What have I learned from all this, and what are my key conclusions? First of all, in order to maximize the return on our investments in infrastructure and salary, we need to do more on the operating grant side. We need to congratulate the government and private donors for building this infrastructure, which has given us the capacity, and now we need to make sure that these labs and these researchers are fully operating.
Second, we need to focus our research investment on the brain as one complex system and not just as a collection of diseases, and on investigating commonalities from which a single breakthrough has the potential for therapies and cures for multiple illnesses.
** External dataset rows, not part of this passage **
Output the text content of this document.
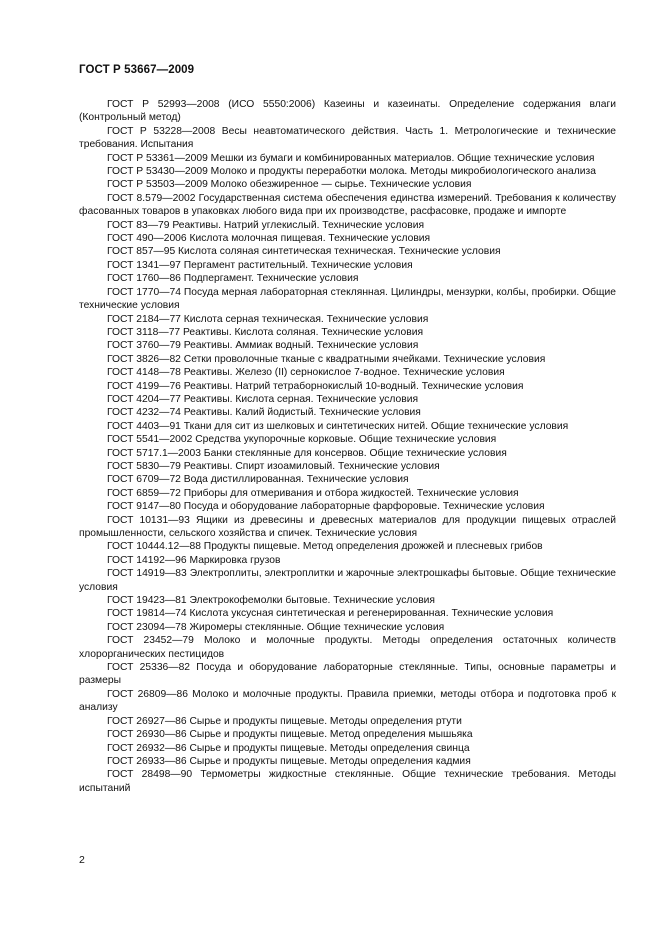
ГОСТ Р 53667—2009

ГОСТ Р 52993—2008 (ИСО 5550:2006) Казеины и казеинаты. Определение содержания влаги (Контрольный метод)

ГОСТ Р 53228—2008 Весы неавтоматического действия. Часть 1. Метрологические и технические требования. Испытания

ГОСТ Р 53361—2009 Мешки из бумаги и комбинированных материалов. Общие технические условия

ГОСТ Р 53430—2009 Молоко и продукты переработки молока. Методы микробиологического анализа

ГОСТ Р 53503—2009 Молоко обезжиренное — сырье. Технические условия

ГОСТ 8.579—2002 Государственная система обеспечения единства измерений. Требования к количеству фасованных товаров в упаковках любого вида при их производстве, расфасовке, продаже и импорте

ГОСТ 83—79 Реактивы. Натрий углекислый. Технические условия

ГОСТ 490—2006 Кислота молочная пищевая. Технические условия

ГОСТ 857—95 Кислота соляная синтетическая техническая. Технические условия

ГОСТ 1341—97 Пергамент растительный. Технические условия

ГОСТ 1760—86 Подпергамент. Технические условия

ГОСТ 1770—74 Посуда мерная лабораторная стеклянная. Цилиндры, мензурки, колбы, пробирки. Общие технические условия

ГОСТ 2184—77 Кислота серная техническая. Технические условия

ГОСТ 3118—77 Реактивы. Кислота соляная. Технические условия

ГОСТ 3760—79 Реактивы. Аммиак водный. Технические условия

ГОСТ 3826—82 Сетки проволочные тканые с квадратными ячейками. Технические условия

ГОСТ 4148—78 Реактивы. Железо (II) сернокислое 7-водное. Технические условия

ГОСТ 4199—76 Реактивы. Натрий тетраборнокислый 10-водный. Технические условия

ГОСТ 4204—77 Реактивы. Кислота серная. Технические условия

ГОСТ 4232—74 Реактивы. Калий йодистый. Технические условия

ГОСТ 4403—91 Ткани для сит из шелковых и синтетических нитей. Общие технические условия

ГОСТ 5541—2002 Средства укупорочные корковые. Общие технические условия

ГОСТ 5717.1—2003 Банки стеклянные для консервов. Общие технические условия

ГОСТ 5830—79 Реактивы. Спирт изоамиловый. Технические условия

ГОСТ 6709—72 Вода дистиллированная. Технические условия

ГОСТ 6859—72 Приборы для отмеривания и отбора жидкостей. Технические условия

ГОСТ 9147—80 Посуда и оборудование лабораторные фарфоровые. Технические условия

ГОСТ 10131—93 Ящики из древесины и древесных материалов для продукции пищевых отраслей промышленности, сельского хозяйства и спичек. Технические условия

ГОСТ 10444.12—88 Продукты пищевые. Метод определения дрожжей и плесневых грибов

ГОСТ 14192—96 Маркировка грузов

ГОСТ 14919—83 Электроплиты, электроплитки и жарочные электрошкафы бытовые. Общие технические условия

ГОСТ 19423—81 Электрокофемолки бытовые. Технические условия

ГОСТ 19814—74 Кислота уксусная синтетическая и регенерированная. Технические условия

ГОСТ 23094—78 Жиромеры стеклянные. Общие технические условия

ГОСТ 23452—79 Молоко и молочные продукты. Методы определения остаточных количеств хлорорганических пестицидов

ГОСТ 25336—82 Посуда и оборудование лабораторные стеклянные. Типы, основные параметры и размеры

ГОСТ 26809—86 Молоко и молочные продукты. Правила приемки, методы отбора и подготовка проб к анализу

ГОСТ 26927—86 Сырье и продукты пищевые. Методы определения ртути

ГОСТ 26930—86 Сырье и продукты пищевые. Метод определения мышьяка

ГОСТ 26932—86 Сырье и продукты пищевые. Методы определения свинца

ГОСТ 26933—86 Сырье и продукты пищевые. Методы определения кадмия

ГОСТ 28498—90 Термометры жидкостные стеклянные. Общие технические требования. Методы испытаний

2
Dr. Song gave an excellent example of how an anti-epileptic drug was being used for Alzheimer's, so if that research had not been done in an area that one would think had no relation to Alzheimer's, we wouldn't have had what is a significant breakthrough. We have to stop thinking in terms of diseases and start looking overall at how we can have a multiple effect.
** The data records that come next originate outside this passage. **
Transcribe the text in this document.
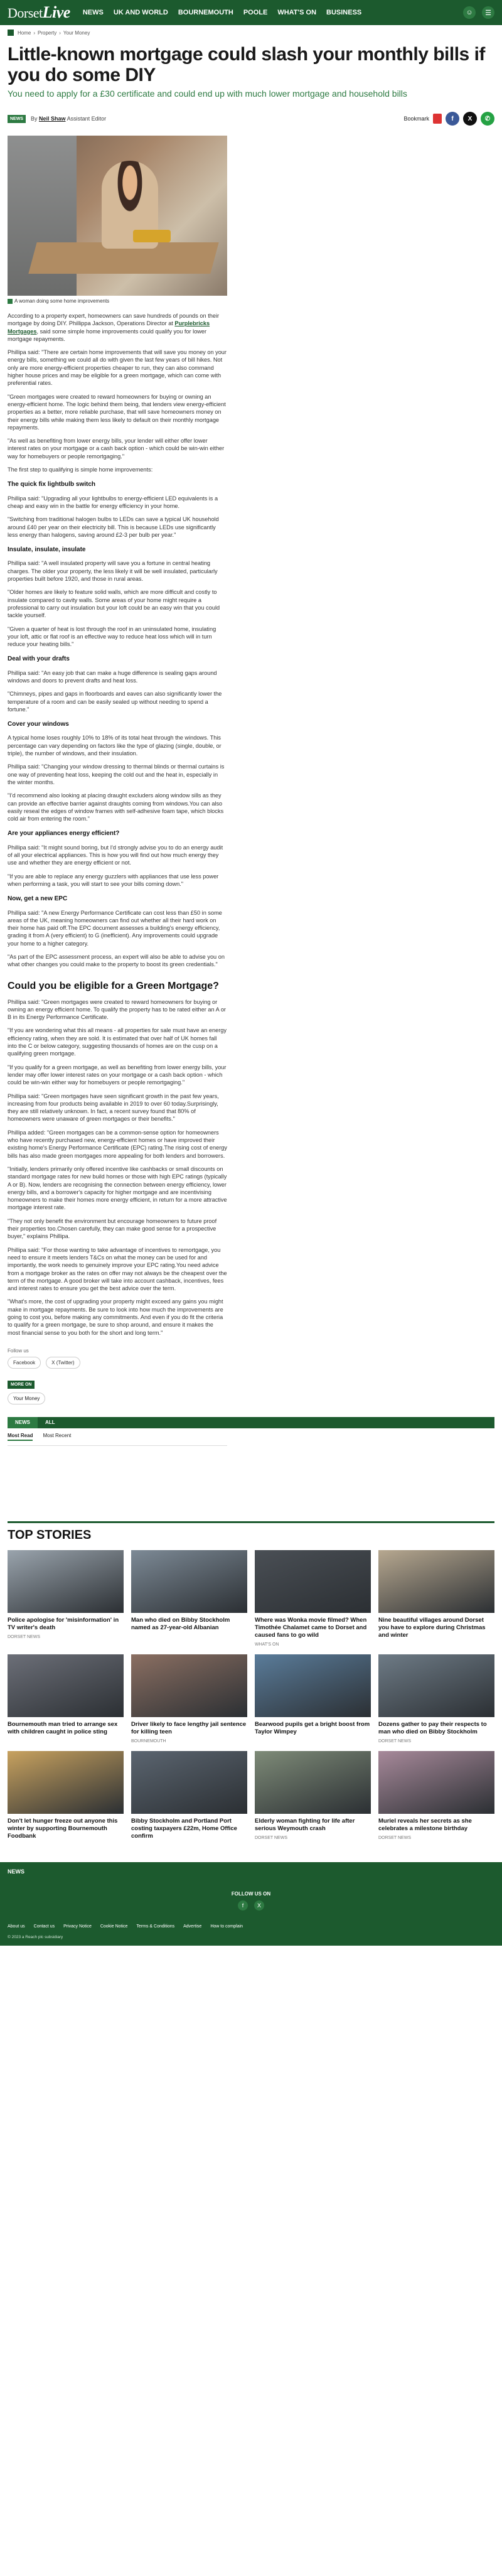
DorsetLive NEWS UK AND WORLD BOURNEMOUTH POOLE WHAT'S ON BUSINESS	☺	☰
Home › Property › Your Money
Little-known mortgage could slash your monthly bills if you do some DIY

You need to apply for a £30 certificate and could end up with much lower mortgage and household bills

NEWS	By Neil Shaw Assistant Editor	Bookmark	f	X	✆
A woman doing some home improvements

According to a property expert, homeowners can save hundreds of pounds on their mortgage by doing DIY. Phillippa Jackson, Operations Director at Purplebricks Mortgages, said some simple home improvements could qualify you for lower mortgage repayments.

Phillipa said: "There are certain home improvements that will save you money on your energy bills, something we could all do with given the last few years of bill hikes. Not only are more energy-efficient properties cheaper to run, they can also command higher house prices and may be eligible for a green mortgage, which can come with preferential rates.

"Green mortgages were created to reward homeowners for buying or owning an energy-efficient home. The logic behind them being, that lenders view energy-efficient properties as a better, more reliable purchase, that will save homeowners money on their energy bills while making them less likely to default on their monthly mortgage repayments.

"As well as benefiting from lower energy bills, your lender will either offer lower interest rates on your mortgage or a cash back option - which could be win-win either way for homebuyers or people remortgaging."

The first step to qualifying is simple home improvements:

The quick fix lightbulb switch

Phillipa said: "Upgrading all your lightbulbs to energy-efficient LED equivalents is a cheap and easy win in the battle for energy efficiency in your home.

"Switching from traditional halogen bulbs to LEDs can save a typical UK household around £40 per year on their electricity bill. This is because LEDs use significantly less energy than halogens, saving around £2-3 per bulb per year."

Insulate, insulate, insulate

Phillipa said: "A well insulated property will save you a fortune in central heating charges. The older your property, the less likely it will be well insulated, particularly properties built before 1920, and those in rural areas.

"Older homes are likely to feature solid walls, which are more difficult and costly to insulate compared to cavity walls. Some areas of your home might require a professional to carry out insulation but your loft could be an easy win that you could tackle yourself.

"Given a quarter of heat is lost through the roof in an uninsulated home, insulating your loft, attic or flat roof is an effective way to reduce heat loss which will in turn reduce your heating bills."

Deal with your drafts

Phillipa said: "An easy job that can make a huge difference is sealing gaps around windows and doors to prevent drafts and heat loss.

"Chimneys, pipes and gaps in floorboards and eaves can also significantly lower the temperature of a room and can be easily sealed up without needing to spend a fortune."

Cover your windows

A typical home loses roughly 10% to 18% of its total heat through the windows. This percentage can vary depending on factors like the type of glazing (single, double, or triple), the number of windows, and their insulation.

Phillipa said: "Changing your window dressing to thermal blinds or thermal curtains is one way of preventing heat loss, keeping the cold out and the heat in, especially in the winter months.

"I'd recommend also looking at placing draught excluders along window sills as they can provide an effective barrier against draughts coming from windows.You can also easily reseal the edges of window frames with self-adhesive foam tape, which blocks cold air from entering the room."

Are your appliances energy efficient?

Phillipa said: "It might sound boring, but I'd strongly advise you to do an energy audit of all your electrical appliances. This is how you will find out how much energy they use and whether they are energy efficient or not.

"If you are able to replace any energy guzzlers with appliances that use less power when performing a task, you will start to see your bills coming down."

Now, get a new EPC

Phillipa said: "A new Energy Performance Certificate can cost less than £50 in some areas of the UK, meaning homeowners can find out whether all their hard work on their home has paid off.The EPC document assesses a building's energy efficiency, grading it from A (very efficient) to G (inefficient). Any improvements could upgrade your home to a higher category.

"As part of the EPC assessment process, an expert will also be able to advise you on what other changes you could make to the property to boost its green credentials."

Could you be eligible for a Green Mortgage?

Phillipa said: "Green mortgages were created to reward homeowners for buying or owning an energy efficient home. To qualify the property has to be rated either an A or B in its Energy Performance Certificate.

"If you are wondering what this all means - all properties for sale must have an energy efficiency rating, when they are sold. It is estimated that over half of UK homes fall into the C or below category, suggesting thousands of homes are on the cusp on a qualifying green mortgage.

"If you qualify for a green mortgage, as well as benefiting from lower energy bills, your lender may offer lower interest rates on your mortgage or a cash back option - which could be win-win either way for homebuyers or people remortgaging."

Phillipa said: "Green mortgages have seen significant growth in the past few years, increasing from four products being available in 2019 to over 60 today.Surprisingly, they are still relatively unknown. In fact, a recent survey found that 80% of homeowners were unaware of green mortgages or their benefits."

Phillipa added: "Green mortgages can be a common-sense option for homeowners who have recently purchased new, energy-efficient homes or have improved their existing home's Energy Performance Certificate (EPC) rating.The rising cost of energy bills has also made green mortgages more appealing for both lenders and borrowers.

"Initially, lenders primarily only offered incentive like cashbacks or small discounts on standard mortgage rates for new build homes or those with high EPC ratings (typically A or B). Now, lenders are recognising the connection between energy efficiency, lower energy bills, and a borrower's capacity for higher mortgage and are incentivising homeowners to make their homes more energy efficient, in return for a more attractive mortgage interest rate.

"They not only benefit the environment but encourage homeowners to future proof their properties too.Chosen carefully, they can make good sense for a prospective buyer," explains Phillipa.

Phillipa said: "For those wanting to take advantage of incentives to remortgage, you need to ensure it meets lenders T&Cs on what the money can be used for and importantly, the work needs to genuinely improve your EPC rating.You need advice from a mortgage broker as the rates on offer may not always be the cheapest over the term of the mortgage. A good broker will take into account cashback, incentives, fees and interest rates to ensure you get the best advice over the term.

"What's more, the cost of upgrading your property might exceed any gains you might make in mortgage repayments. Be sure to look into how much the improvements are going to cost you, before making any commitments. And even if you do fit the criteria to qualify for a green mortgage, be sure to shop around, and ensure it makes the most financial sense to you both for the short and long term."

Follow us
Facebook	X (Twitter)
MORE ON
Your Money
NEWS	ALL
Most Read Most Recent
TOP STORIES
Police apologise for 'misinformation' in TV writer's death
DORSET NEWS
Man who died on Bibby Stockholm named as 27-year-old Albanian
Where was Wonka movie filmed? When Timothée Chalamet came to Dorset and caused fans to go wild
WHAT'S ON
Nine beautiful villages around Dorset you have to explore during Christmas and winter
Bournemouth man tried to arrange sex with children caught in police sting
Driver likely to face lengthy jail sentence for killing teen
BOURNEMOUTH
Bearwood pupils get a bright boost from Taylor Wimpey
Dozens gather to pay their respects to man who died on Bibby Stockholm
DORSET NEWS
Don't let hunger freeze out anyone this winter by supporting Bournemouth Foodbank
Bibby Stockholm and Portland Port costing taxpayers £22m, Home Office confirm
Elderly woman fighting for life after serious Weymouth crash
DORSET NEWS
Muriel reveals her secrets as she celebrates a milestone birthday
DORSET NEWS
NEWS
FOLLOW US ON
f	X
About us Contact us Privacy Notice Cookie Notice Terms & Conditions Advertise How to complain
© 2023 a Reach plc subsidiary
We need to better coordinate our existing efforts so that we can spur discovery and create resources that the whole field can share, through such things as creating technology platforms or bringing technology and people together so that we have something that everybody in the community can use and benefit from. We need to involve the public, patients, families, caregivers, and ultimately all Canadians who will be touched by brain disorder. Doing so will better link patients to outcomes and will also ensure that government investment is recognized and is used to stimulate private dollars, because we need to do more, as the general public, in terms of how much we are investing in research.
What does this mean finally? It means exciting the public around one unifying vision for the brain and engaging all of the key players: science, business and philanthropic leadership, and the voluntary sector. This is the thinking behind the national brain strategy that has been tabled to this committee.
We need to fund collaborative, multidisciplinary research with common themes that link the brain disorders to this big vision for the brain and reinforce the brain as one system. This does not mean that we stop funding the pipeline. The pipeline is important, and the individual grants are important, but we need to focus our efforts on the next big breakthroughs, and those are going to come about with these larger grants.
Finally, we need to create a public-private partnership to provide not just more government funding but strategic funding with a private component, a bottom-up consultative process, not a top-down one. This is the research pillar of the national brain strategy, and that was developed by the Canadian Association for Neuroscience working with the voluntary health organizations through Neurological Health Charities.
I believe the result will be a more efficient and effective use of public funding and a leverage effect that stimulates private investment in brain research. I believe the public will applaud a government partnership with the private sector for matched funding as a demonstration of their working closely with the voluntary sector organizations that represent patients, families, and caregivers; with the research community; and with business and philanthropic leaders.
We have a chance, right now, to do something spectacular for the brain. Canada has all the components needed: the way we do science, the way we collaborate, the infrastructure and salaries we've developed, and the model we have put in place.
Let's be a leader in this and let's do something really remarkable.